Saturday, March 10, 2012

The Two Sides Of Adoption...

The next few posts will be about our trip to Ethiopia for court
Thursday March 8th, 2012 was a special day for us. After months of paperwork, staring at a picture,  and dreaming of our little girl, we had an appointment with the Ethiopian Adoption Judge. We would be interviewed by her, and if all went well, named the legal parents of B.

This is the side of adoption that most people see. The newness, the bringing the baby home. The excitement, and the new found hope for the child. This is a side that we experienced in 2009, and it was wonderful. 

But there is another side....

On that same morning, just abut when we were supposed to leave for court, an Ethiopian-Muslim woman and her four kids arrived at out Guest House. The kids were clean, well fed, very polite, and very friendly. Because of that, no one gave it a second thought.  The waitress made them breakfast, and they ate it quietly, and went outside to play soccer with the other foreigners who were there. 

But soon we heard the real story from the Ethiopian employees. This lady's husband had died the month before, she had no money, and in fact was there to relinquish her children. She was waiting for the In-Country Coordinator (who was at the courthouse with us) to take the children to the care center. She was planning to say good-bye to her children. At the same time we welcomed ours.  We came back after court, and saw she and the children were still there. Both the Mom and children had stopped crying, resigned to their fate.  

When we walked into court, it was not a traditional courtroom. It was essentially a DMV waiting room, off the Judge's chambers. We all sat in chairs that ran along the wall. While were devouring the police reports and background of our girl, we were oblivious to the Ethiopian women who were being called one by one in the same Judge's chambers that we were scheduled for. We soon realized that each woman was being called in to tell the Judge that they wanted to place their child for adoption. They were all crying, and had the same empty look that the Mother at our hotel had. 

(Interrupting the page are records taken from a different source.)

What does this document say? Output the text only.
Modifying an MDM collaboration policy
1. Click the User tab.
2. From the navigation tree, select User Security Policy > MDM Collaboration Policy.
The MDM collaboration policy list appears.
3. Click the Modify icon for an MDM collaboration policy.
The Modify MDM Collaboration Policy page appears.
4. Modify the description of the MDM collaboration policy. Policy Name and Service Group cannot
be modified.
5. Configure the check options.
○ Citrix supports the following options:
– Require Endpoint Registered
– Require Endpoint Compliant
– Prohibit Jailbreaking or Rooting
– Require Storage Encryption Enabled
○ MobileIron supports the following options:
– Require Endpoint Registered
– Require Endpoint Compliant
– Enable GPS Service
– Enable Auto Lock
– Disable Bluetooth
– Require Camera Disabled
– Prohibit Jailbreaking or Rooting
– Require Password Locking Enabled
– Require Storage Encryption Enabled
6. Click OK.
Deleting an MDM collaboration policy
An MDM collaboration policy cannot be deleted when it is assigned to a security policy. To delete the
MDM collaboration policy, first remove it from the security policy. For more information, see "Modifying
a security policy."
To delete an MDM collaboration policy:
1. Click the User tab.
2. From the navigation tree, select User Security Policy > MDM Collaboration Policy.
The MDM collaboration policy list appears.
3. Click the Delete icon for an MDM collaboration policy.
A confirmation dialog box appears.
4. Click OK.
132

We saw the tears in their eyes, while at the same time we had tears in ours. Theirs were of sadness, and grief for the children they were leaving behind. Ours were of joy, and excitement for the future.


In our adoption classes we have to take, we talk about the triangle, the three points being the child, the birth family, and the adoptive family.  The triangle shows what all three parties gain and loose from the process of adoption.  But we tend to only look at the good and ignore the fact that we celebrate only because another family grieves; our joy comes only because of another's tragedy. 

Fortunately, the woman with the four kids, ended up not relinquishing them.  The Coordinator sat down with her, and discovered her major need was money. Clearly she had the ability to care for them, if only she had the money. So our agency told them that instead of sending the kids to America, they will have someone from American sponsor them to give them the money they need each month to survive. The family began their long journey home--a journey the Mom had expected to take by herself. 

So while we celebrate and welcome a new daughter into our family, 
our prayer is that we will always remember the sacrifice of a family in a small city in Ethiopia. 


3 comments:

Michelle said...

Wow, what an amazing experience to truly see both sides. Rejoicing that a solution was found to keep the children with their mother!

dajmommy said...

Wow. That was a good story to share, reminding everyone of the heartache that is often in the shadows of adopted kids. I often wonder if every AP has the same constant thoughts of their child's birth mother and desire for their peace. I am so thankful to hear the family you observed was able to stay in tact. PTL!

Missy said...

thank you for this post. amazing. so encouraging.